例えば、Strutsで開発したウェブアプリをBEAのJavaアプリサーバである「BEA WebLogic Server」で稼働させるというのが、BEAのいうブレンドソリューションである。このために同社では、オープンソースソフトウェアのJavaアプリケーションフレームワークに対する動作検証、効率的な開発ツールや管理ツールの提供、実行プラットフォームの提供――などをしていく方針だ。
このブレンドソリューションについて、Veis氏は「ほとんどのオープンソース技術は企業向けとしては、性能や管理のしやすさ、スケーラビリティに欠けるというデメリットを持っている。だが、BEAがサポートすることで、企業は基幹業務レベルでも安心して利用することができる。こうしたことで、企業はオープンソースを利用することによる改革のリスクと開発にかかる目に見えないコストを削減することができる」と、そのメリットを強調している。
BEAの開発環境「BEA Workshop」を担当する副社長のBill Roth氏は、ブレンドソリューションについて「開発者たちの動きにあわせた」と話す。
「企業の開発者たちが、オープンソースのフレームワークを使いながら、WebLogic Serverを使っていることに驚いた。というのは、われわれとしてはBEAが提供するフレームワークがふさわしいと思っていたからだ。しかし、われわれは目の前の事実を受け入れ、オープンソースとBEA製品とのブレンドを掲げることにした」(Roth氏)

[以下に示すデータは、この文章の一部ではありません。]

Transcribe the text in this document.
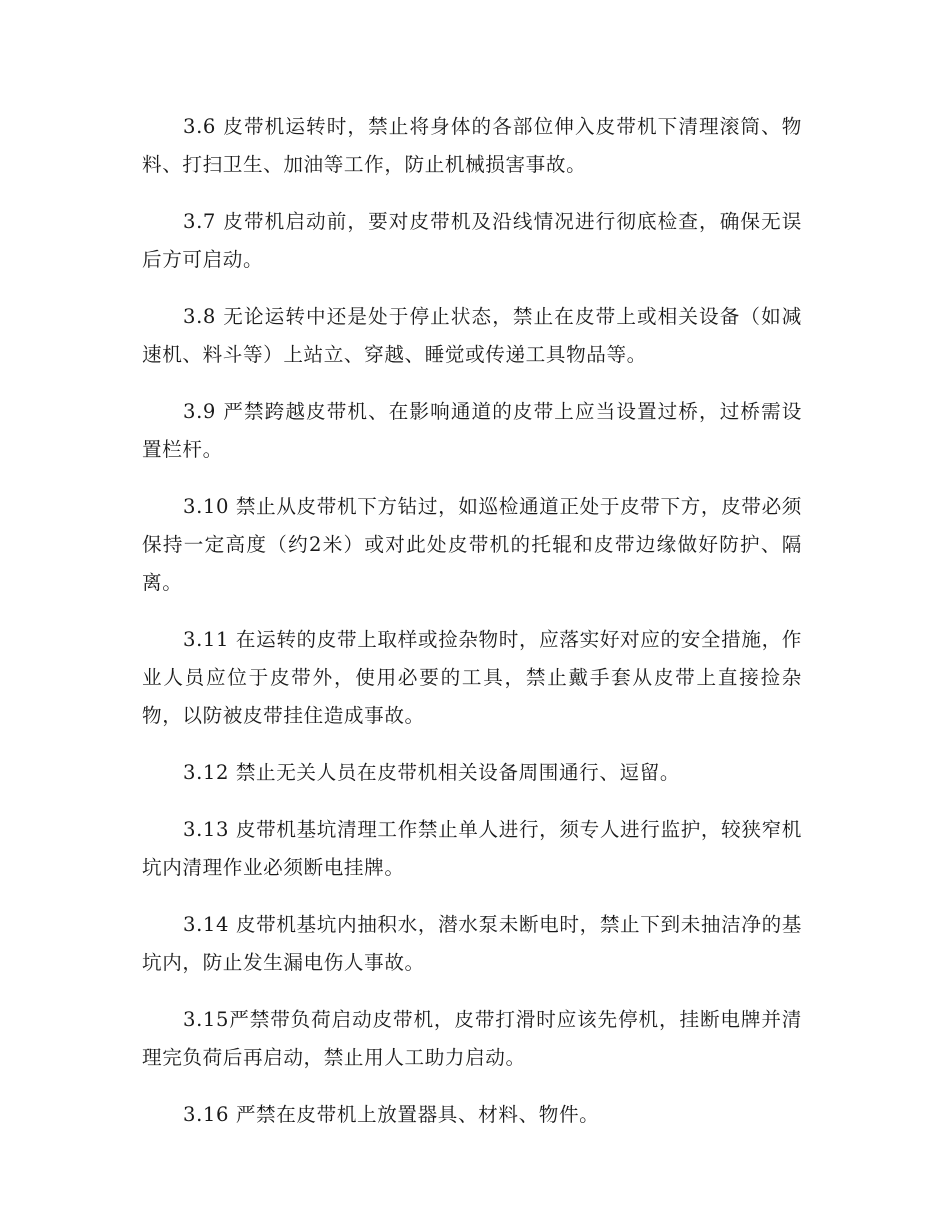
3.6 皮带机运转时，禁止将身体的各部位伸入皮带机下清理滚筒、物料、打扫卫生、加油等工作，防止机械损害事故。

3.7 皮带机启动前，要对皮带机及沿线情况进行彻底检查，确保无误后方可启动。

3.8 无论运转中还是处于停止状态，禁止在皮带上或相关设备（如减速机、料斗等）上站立、穿越、睡觉或传递工具物品等。

3.9 严禁跨越皮带机、在影响通道的皮带上应当设置过桥，过桥需设置栏杆。

3.10 禁止从皮带机下方钻过，如巡检通道正处于皮带下方，皮带必须保持一定高度（约2米）或对此处皮带机的托辊和皮带边缘做好防护、隔离。

3.11 在运转的皮带上取样或捡杂物时，应落实好对应的安全措施，作业人员应位于皮带外，使用必要的工具，禁止戴手套从皮带上直接捡杂物，以防被皮带挂住造成事故。

3.12 禁止无关人员在皮带机相关设备周围通行、逗留。

3.13 皮带机基坑清理工作禁止单人进行，须专人进行监护，较狭窄机坑内清理作业必须断电挂牌。

3.14 皮带机基坑内抽积水，潜水泵未断电时，禁止下到未抽洁净的基坑内，防止发生漏电伤人事故。

3.15严禁带负荷启动皮带机，皮带打滑时应该先停机，挂断电牌并清理完负荷后再启动，禁止用人工助力启动。

3.16 严禁在皮带机上放置器具、材料、物件。
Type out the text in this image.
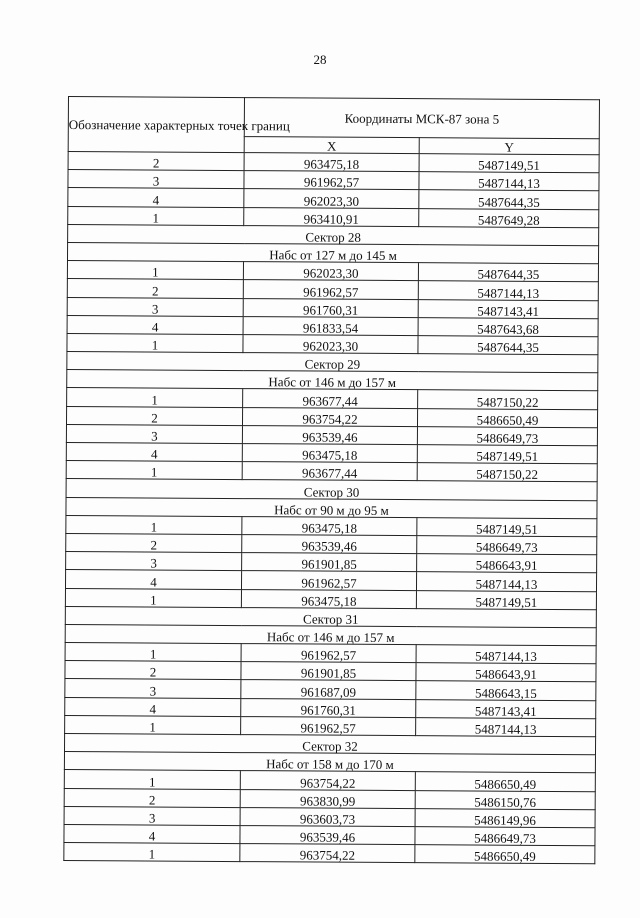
28
Обозначение характерных точек границ	Координаты МСК-87 зона 5	
	X	Y
2	963475,18	5487149,51
3	961962,57	5487144,13
4	962023,30	5487644,35
1	963410,91	5487649,28
Сектор 28		
Набс от 127 м до 145 м		
1	962023,30	5487644,35
2	961962,57	5487144,13
3	961760,31	5487143,41
4	961833,54	5487643,68
1	962023,30	5487644,35
Сектор 29		
Набс от 146 м до 157 м		
1	963677,44	5487150,22
2	963754,22	5486650,49
3	963539,46	5486649,73
4	963475,18	5487149,51
1	963677,44	5487150,22
Сектор 30		
Набс от 90 м до 95 м		
1	963475,18	5487149,51
2	963539,46	5486649,73
3	961901,85	5486643,91
4	961962,57	5487144,13
1	963475,18	5487149,51
Сектор 31		
Набс от 146 м до 157 м		
1	961962,57	5487144,13
2	961901,85	5486643,91
3	961687,09	5486643,15
4	961760,31	5487143,41
1	961962,57	5487144,13
Сектор 32		
Набс от 158 м до 170 м		
1	963754,22	5486650,49
2	963830,99	5486150,76
3	963603,73	5486149,96
4	963539,46	5486649,73
1	963754,22	5486650,49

ブレンドソリューションに関してBEAでは、自社の開発・実行フレームワークをApache Beehive Projectに寄与し、開発ツールのEclipse対応を進めてきている。また、2005年9月にはEclipseベースの統合開発環境「NitroX」を提供するm7を、2005年11月には「オブジェクト永続化エンジン(Persist Engine)」の「Kodo」という製品で知られるSolarMetricを買収している。
そして(4)のSOAに対する最適なアプローチについて、前出のVeis氏は「SOAは段階的にプロジェクトを進めることで、収穫を得られる」と話す。
「SOAは単一の大規模なプロジェクトではない。SOAによる情報システムの導入プロジェクトを複数、そして段階的に進めることで、企業の情報システムに対する投資収益率(ROI:Return On Investment)を向上させることができる」(Veis氏)
BEAが考えるSOAに対する最適なアプローチは、情報システムのどこからをSOA化していくのかスタート地点をまず選択し、次に2〜3年の計画を立て、プロジェクトごとにSOAを実行、そして「ビジネスの戦略とプロセス」「プロジェクトとアプリケーション」などの6つの次元でSOAに取り組む――としている。
上級副社長のSteve Au Yeung氏は、アジア太平洋地域を統括しており、日本を含む同地域でのSOAへの動きをこう話す。
「オーストラリアや香港、シンガポールでSOAに対する理解はされている。実際にオーストラリアでは、SOAプロジェクトが多く進行している。だが、アジア太平洋地域でSOAに対する理解が一番進んでいるのは日本だと思える」
Au Yeung氏によれば、日本は中国やインドのような新興国に比べて成長率は高くないという。しかし「日本はSOAを導入できる国」(Au Yeung氏)であることから、日本でのビジネスは間違いなく成長できると見ている。また、同氏はアジア太平洋地域の中から2006年の後半には「SOAの成功事例が出てくるだろう」とも語っている。